La fortuna ha il suo perché – ma indagata a posteriori presenta chiare motivazioni di tecniche belliche. Canne, per esempio, a causa della superficialità, i cui i Romani furono “imbottigliati in una sacca d’annientamento senza precedenti.” Peruffo si sofferma inoltre sulle differenti ed eclatanti tecniche di battaglia, quali quelle navali, “più sanguinose” rispetto a quelle campali per la morte per annegamento cui erano destinati gli uomini dell’equipaggio addetti ad eseguire le manovre di spostamento delle imbarcazioni.

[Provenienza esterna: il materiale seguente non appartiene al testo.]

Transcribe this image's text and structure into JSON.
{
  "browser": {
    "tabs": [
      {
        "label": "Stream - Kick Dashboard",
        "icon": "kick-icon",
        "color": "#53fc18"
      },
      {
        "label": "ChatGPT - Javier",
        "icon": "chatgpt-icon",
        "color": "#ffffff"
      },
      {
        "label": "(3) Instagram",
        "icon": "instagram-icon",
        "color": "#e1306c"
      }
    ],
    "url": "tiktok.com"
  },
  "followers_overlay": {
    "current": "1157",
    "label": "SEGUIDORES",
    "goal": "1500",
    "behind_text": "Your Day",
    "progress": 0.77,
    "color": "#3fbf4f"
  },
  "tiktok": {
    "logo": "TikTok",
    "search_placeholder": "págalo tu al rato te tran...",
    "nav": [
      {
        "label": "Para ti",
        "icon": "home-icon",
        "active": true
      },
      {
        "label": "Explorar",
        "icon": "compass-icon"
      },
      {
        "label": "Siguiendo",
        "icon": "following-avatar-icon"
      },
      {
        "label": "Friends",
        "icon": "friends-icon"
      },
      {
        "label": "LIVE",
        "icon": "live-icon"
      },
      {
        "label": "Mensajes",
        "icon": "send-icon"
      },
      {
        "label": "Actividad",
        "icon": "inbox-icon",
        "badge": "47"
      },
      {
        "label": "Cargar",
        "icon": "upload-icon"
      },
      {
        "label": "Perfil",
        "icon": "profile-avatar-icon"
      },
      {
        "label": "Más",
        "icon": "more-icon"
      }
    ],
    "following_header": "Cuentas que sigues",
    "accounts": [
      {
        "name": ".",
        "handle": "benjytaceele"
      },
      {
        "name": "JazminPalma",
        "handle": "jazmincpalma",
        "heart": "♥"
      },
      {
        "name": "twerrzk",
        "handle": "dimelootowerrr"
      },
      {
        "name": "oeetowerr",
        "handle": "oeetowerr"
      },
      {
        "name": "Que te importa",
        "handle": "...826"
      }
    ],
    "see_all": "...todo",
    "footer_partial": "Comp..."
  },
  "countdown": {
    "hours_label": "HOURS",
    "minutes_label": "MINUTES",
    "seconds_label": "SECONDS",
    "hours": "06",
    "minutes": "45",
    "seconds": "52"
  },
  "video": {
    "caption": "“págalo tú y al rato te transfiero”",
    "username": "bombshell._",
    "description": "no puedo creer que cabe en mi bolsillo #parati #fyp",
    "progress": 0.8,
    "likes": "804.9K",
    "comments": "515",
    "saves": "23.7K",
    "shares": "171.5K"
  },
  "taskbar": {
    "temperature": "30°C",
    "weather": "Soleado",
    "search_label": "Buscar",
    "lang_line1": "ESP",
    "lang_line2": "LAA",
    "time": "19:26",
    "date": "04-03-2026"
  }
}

Numero ridotto di perdite, quello delle pur cruente battaglie (con più di venti mila morti) dell’antichità e del medioevo, se paragonato a quelle, atroci, della modernità. Se nel corso dell’antichità le armature vennero progettate affinché potenziassero la loro protezione, nell’epoca moderna, al contrario, “armi sempre più micidiali e mobilitazione di eserciti sempre più numerosi” hanno portato “a stragi raramente viste in precedenza”. E, come conclude l’autore, “Con la guerra di massa del XX secolo si sono poi raggiunte delle vere e proprie ecatombi mai riscontrate prima”. È il caso delle battaglie della Grande Guerra, come quella della Bainsizza del 1917, in cui, tra feriti e caduti, si contarono 120mila austriaci e 160mila italiani o la battaglia di Stalingrado, in cui si contarono 400mila prigionieri tedeschi, rumeni, ungheresi e italiani e 478mila sovietici morti o dispersi. Numeri esorbitanti, quelli della storia contemporanea, che fanno sì che il lettore rifletta sull’etichetta di “cruento” forse inopportunamente e solo in modo relativo attribuita alla Storia Antica.

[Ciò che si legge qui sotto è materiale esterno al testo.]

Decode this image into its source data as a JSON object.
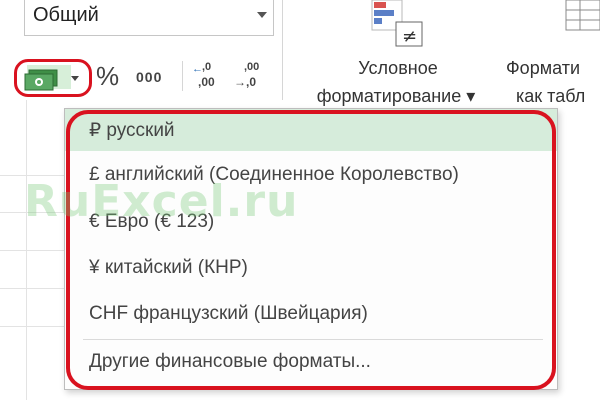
{
  "ribbon": {
    "number_format": {
      "value": "Общий"
    },
    "buttons": {
      "percent": "%",
      "thousands": "000",
      "increase_decimal_top": ",0",
      "increase_decimal_bottom": ",00",
      "decrease_decimal_top": ",00",
      "decrease_decimal_bottom": "→,0"
    },
    "conditional_formatting": {
      "line1": "Условное",
      "line2": "форматирование ▾"
    },
    "format_as_table": {
      "line1": "Формати",
      "line2": "как табл"
    }
  },
  "currency_menu": {
    "items": [
      {
        "label": "₽ русский"
      },
      {
        "label": "£ английский (Соединенное Королевство)"
      },
      {
        "label": "€ Евро (€ 123)"
      },
      {
        "label": "¥ китайский (КНР)"
      },
      {
        "label": "CHF французский (Швейцария)"
      },
      {
        "label": "Другие финансовые форматы..."
      }
    ],
    "highlight_color": "#d6ecdb",
    "outline_color": "#d9121f"
  },
  "watermark": {
    "text": "RuExcel.ru"
  },
  "icons": {
    "currency": "money-bill-icon",
    "dropdown": "chevron-down-icon",
    "conditional": "conditional-formatting-icon",
    "format_table": "table-format-icon"
  }
}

Alberto Peruffo indaga tutto ciò, senza mai cadere nella retorica. Plurime riflessioni che sorgono spontanee e che tuttavia vanno oltre i semplici “perché” di chi si approccia a tanta, vera, accaduta crudeltà. Poiché alla fine, se gli interrogativi esistenziali restano insoluti, quelli relativi agli avvenimenti si possono sempre, ancor di più, indagare in dettagli ogni volta sempre nuovi.

Un’indagine serrata, avvincente, lucida e dinamica: per ogni battaglia. Dalla Storia Antica, passando per il Medioevo e l’Età Moderna, alla Contemporaneità.

Alberto Peruffo, Le Battaglie più sanguinose della Storiadall’antichità alla Seconda Guerra Mondiale, gli scontri più cruenti che l’umanità abbia mai conosciuto, New Compton Editori, Roma 2018.